1971年に竣工された東京都庁第一本庁舎は48階、地下3階。243.4m(軒高:241.9m)です。10年以上日本一高いビルだったサンシャイン60を超えたのです。

バブル景気の最中に計画されたので「バブルの塔」、「タックスタワー」などとも呼ばれていました。

第一本庁舎45階に展望台があり、「南展望室」と「北展望室」に分かれています。どちらも1階から直通エレベーターでわずか55秒で到着。入場料は無料なんですよ。また、第二本庁舎4階に外部業者二社が入った社員食堂があり、だれでも利用可能。料金もリーズナブルなので人気があります。

行ったことがないという人も多いと思いますが、お出かけスポットにもいいですね。

横浜ランドマークタワー

1993年に竣工したのは横浜ランドマークタワー。これまで東京都のビルが日本一の高さでしたが、ここで神奈川県横浜市になりました。

地上70階・地下3階、塔屋3階(タワー棟)で地上296m。地下4階・地上5階のプラザ棟も合わせた建物です。設計は三菱地所設計とザ・スタビンス・アソシエイツ。所有者は三菱地所です。

横浜ロイヤルパークホテル、オフィス、ランドマークプラザ(ショッピングモール)、ドックヤードガーデン(広場・レストラン街)、スカイガーデン(展望フロア)などから構成されています。

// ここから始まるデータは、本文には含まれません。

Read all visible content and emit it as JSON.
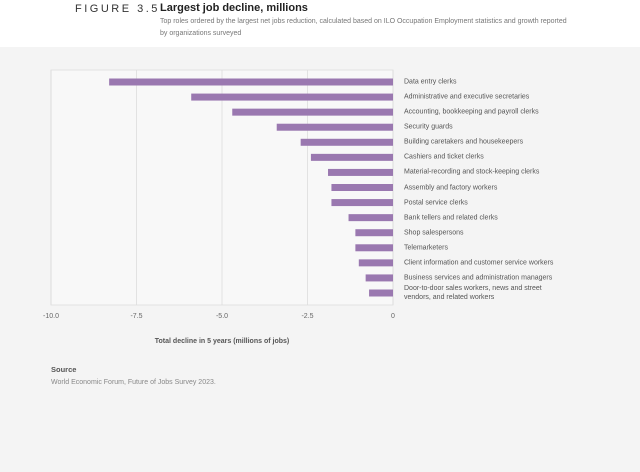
{
  "chart_data": {
    "type": "barh",
    "figure_label": "FIGURE 3.5",
    "title": "Largest job decline, millions",
    "subtitle": "Top roles ordered by the largest net jobs reduction, calculated based on ILO Occupation Employment statistics and growth reported by organizations surveyed",
    "categories": [
      "Data entry clerks",
      "Administrative and executive secretaries",
      "Accounting, bookkeeping and payroll clerks",
      "Security guards",
      "Building caretakers and housekeepers",
      "Cashiers and ticket clerks",
      "Material-recording and stock-keeping clerks",
      "Assembly and factory workers",
      "Postal service clerks",
      "Bank tellers and related clerks",
      "Shop salespersons",
      "Telemarketers",
      "Client information and customer service workers",
      "Business services and administration managers",
      "Door-to-door sales workers, news and street vendors, and related workers"
    ],
    "values": [
      -8.3,
      -5.9,
      -4.7,
      -3.4,
      -2.7,
      -2.4,
      -1.9,
      -1.8,
      -1.8,
      -1.3,
      -1.1,
      -1.1,
      -1.0,
      -0.8,
      -0.7
    ],
    "color": "#9a78b0",
    "xlim": [
      -10,
      0
    ],
    "xticks": [
      {
        "value": -10,
        "label": "-10.0"
      },
      -7.5,
      {
        "value": -5,
        "label": "-5.0"
      },
      -2.5,
      0
    ],
    "grid": true,
    "x_label": "Total decline in 5 years (millions of jobs)",
    "source_label": "Source",
    "source": "World Economic Forum, Future of Jobs Survey 2023."
  }
}
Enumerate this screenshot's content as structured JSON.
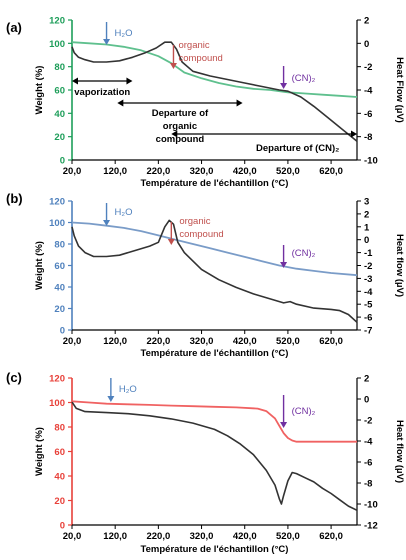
{
  "chart_data": [
    {
      "panel_label": "(a)",
      "type": "line",
      "xlabel": "Température de l'échantillon (°C)",
      "ylabel": "Weight (%)",
      "y2label": "Heat Flow (µV)",
      "xlim": [
        20,
        680
      ],
      "ylim": [
        0,
        120
      ],
      "y2lim": [
        -10,
        2
      ],
      "x_ticks": [
        20,
        120,
        220,
        320,
        420,
        520,
        620
      ],
      "x_tick_labels": [
        "20,0",
        "120,0",
        "220,0",
        "320,0",
        "420,0",
        "520,0",
        "620,0"
      ],
      "y_ticks": [
        0,
        20,
        40,
        60,
        80,
        100,
        120
      ],
      "y2_ticks": [
        -10,
        -8,
        -6,
        -4,
        -2,
        0,
        2
      ],
      "left_axis_color": "#1e9e5a",
      "series": [
        {
          "role": "weight",
          "axis": "left",
          "color": "#5fc08e",
          "x": [
            20,
            60,
            100,
            140,
            180,
            220,
            250,
            280,
            320,
            360,
            400,
            440,
            480,
            520,
            560,
            600,
            640,
            680
          ],
          "values": [
            101,
            100,
            99,
            97,
            94,
            89,
            83,
            75,
            70,
            66,
            63,
            61,
            60,
            58,
            57,
            56,
            55,
            54
          ]
        },
        {
          "role": "heat_flow",
          "axis": "right",
          "color": "#333333",
          "x": [
            20,
            25,
            35,
            50,
            70,
            100,
            130,
            160,
            190,
            215,
            235,
            250,
            262,
            275,
            300,
            340,
            380,
            420,
            460,
            500,
            520,
            550,
            580,
            610,
            640,
            680
          ],
          "values": [
            -0.3,
            -0.8,
            -1.2,
            -1.4,
            -1.6,
            -1.6,
            -1.5,
            -1.2,
            -0.8,
            -0.4,
            0.1,
            0.1,
            -0.5,
            -1.6,
            -2.4,
            -2.8,
            -3.1,
            -3.4,
            -3.7,
            -4.0,
            -4.1,
            -4.6,
            -5.4,
            -6.3,
            -7.2,
            -8.4
          ]
        }
      ],
      "annotations": [
        {
          "text": "H₂O",
          "x": 100,
          "color": "#4f81bd",
          "arrow": true
        },
        {
          "text": "organic",
          "x": 255,
          "color": "#c0504d",
          "arrow": true
        },
        {
          "text": "compound",
          "x": 255,
          "color": "#c0504d"
        },
        {
          "text": "(CN)₂",
          "x": 510,
          "color": "#7030a0",
          "arrow": true
        },
        {
          "text": "vaporization",
          "range": [
            20,
            160
          ],
          "color": "#000000"
        },
        {
          "text": "Departure of",
          "range": [
            125,
            415
          ],
          "color": "#000000"
        },
        {
          "text": "organic",
          "range": [
            125,
            415
          ],
          "color": "#000000"
        },
        {
          "text": "compound",
          "range": [
            125,
            415
          ],
          "color": "#000000"
        },
        {
          "text": "Departure of (CN)₂",
          "range": [
            250,
            680
          ],
          "color": "#000000"
        }
      ]
    },
    {
      "panel_label": "(b)",
      "type": "line",
      "xlabel": "Température de l'échantillon (°C)",
      "ylabel": "Weight (%)",
      "y2label": "Heat flow (µV)",
      "xlim": [
        20,
        680
      ],
      "ylim": [
        0,
        120
      ],
      "y2lim": [
        -7,
        3
      ],
      "x_ticks": [
        20,
        120,
        220,
        320,
        420,
        520,
        620
      ],
      "x_tick_labels": [
        "20,0",
        "120,0",
        "220,0",
        "320,0",
        "420,0",
        "520,0",
        "620,0"
      ],
      "y_ticks": [
        0,
        20,
        40,
        60,
        80,
        100,
        120
      ],
      "y2_ticks": [
        -7,
        -6,
        -5,
        -4,
        -3,
        -2,
        -1,
        0,
        1,
        2,
        3
      ],
      "left_axis_color": "#4f81bd",
      "series": [
        {
          "role": "weight",
          "axis": "left",
          "color": "#7a9cc8",
          "x": [
            20,
            60,
            100,
            140,
            180,
            220,
            260,
            300,
            340,
            380,
            420,
            460,
            500,
            540,
            580,
            620,
            680
          ],
          "values": [
            100,
            99,
            97,
            95,
            92,
            88,
            84,
            80,
            76,
            72,
            68,
            64,
            60,
            57,
            55,
            53,
            51
          ]
        },
        {
          "role": "heat_flow",
          "axis": "right",
          "color": "#333333",
          "x": [
            20,
            25,
            35,
            50,
            70,
            100,
            130,
            170,
            200,
            220,
            235,
            245,
            255,
            265,
            280,
            320,
            360,
            400,
            440,
            480,
            510,
            525,
            540,
            580,
            620,
            640,
            660,
            680
          ],
          "values": [
            1.0,
            0.3,
            -0.5,
            -1.0,
            -1.3,
            -1.3,
            -1.2,
            -0.8,
            -0.5,
            -0.2,
            1.0,
            1.5,
            1.2,
            -0.2,
            -1.0,
            -2.3,
            -3.1,
            -3.7,
            -4.2,
            -4.6,
            -4.9,
            -4.8,
            -5.0,
            -5.3,
            -5.4,
            -5.5,
            -5.8,
            -6.4
          ]
        }
      ],
      "annotations": [
        {
          "text": "H₂O",
          "x": 100,
          "color": "#4f81bd",
          "arrow": true
        },
        {
          "text": "organic",
          "x": 250,
          "color": "#c0504d",
          "arrow": true
        },
        {
          "text": "compound",
          "x": 250,
          "color": "#c0504d"
        },
        {
          "text": "(CN)₂",
          "x": 510,
          "color": "#7030a0",
          "arrow": true
        }
      ]
    },
    {
      "panel_label": "(c)",
      "type": "line",
      "xlabel": "Température de l'échantillon (°C)",
      "ylabel": "Weight (%)",
      "y2label": "Heat flow (µV)",
      "xlim": [
        20,
        680
      ],
      "ylim": [
        0,
        120
      ],
      "y2lim": [
        -12,
        2
      ],
      "x_ticks": [
        20,
        120,
        220,
        320,
        420,
        520,
        620
      ],
      "x_tick_labels": [
        "20,0",
        "120,0",
        "220,0",
        "320,0",
        "420,0",
        "520,0",
        "620,0"
      ],
      "y_ticks": [
        0,
        20,
        40,
        60,
        80,
        100,
        120
      ],
      "y2_ticks": [
        -12,
        -10,
        -8,
        -6,
        -4,
        -2,
        0,
        2
      ],
      "left_axis_color": "#e8413a",
      "series": [
        {
          "role": "weight",
          "axis": "left",
          "color": "#f06262",
          "x": [
            20,
            60,
            100,
            150,
            200,
            250,
            300,
            350,
            400,
            450,
            470,
            490,
            500,
            510,
            520,
            530,
            540,
            580,
            620,
            680
          ],
          "values": [
            101,
            100,
            99,
            98.5,
            98,
            97.5,
            97,
            96.5,
            96,
            95,
            93,
            87,
            81,
            75,
            71,
            69,
            68,
            68,
            68,
            68
          ]
        },
        {
          "role": "heat_flow",
          "axis": "right",
          "color": "#333333",
          "x": [
            20,
            30,
            50,
            100,
            150,
            200,
            250,
            300,
            350,
            380,
            410,
            440,
            470,
            490,
            500,
            505,
            510,
            520,
            530,
            540,
            560,
            580,
            600,
            620,
            640,
            660,
            680
          ],
          "values": [
            -0.3,
            -0.9,
            -1.2,
            -1.3,
            -1.4,
            -1.6,
            -1.9,
            -2.3,
            -2.9,
            -3.5,
            -4.3,
            -5.3,
            -6.8,
            -8.2,
            -9.5,
            -10.0,
            -9.2,
            -7.8,
            -7.0,
            -7.1,
            -7.5,
            -7.9,
            -8.5,
            -9.0,
            -9.6,
            -10.2,
            -10.6
          ]
        }
      ],
      "annotations": [
        {
          "text": "H₂O",
          "x": 110,
          "color": "#4f81bd",
          "arrow": true
        },
        {
          "text": "(CN)₂",
          "x": 510,
          "color": "#7030a0",
          "arrow": true
        }
      ]
    }
  ]
}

69階の展望フロア「スカイガーデン」に行くエレベーターは2階から最大分速約750mで世界最速記録でした。(下りは2022年2月現在も最速)

2012年に高さ300mのあべのハルカスが竣工するまで20年近く日本一高いビルでした。現在も日本で二番目で東日本では一番です。

2022年度虎ノ門・麻布台地区に325.24mのオフィス棟が、2027年には390mのトーチタワーが完成予定になっています。

現日本一もいいですが過去の日本一のビルをめぐってみるのも楽しいと思いますよ。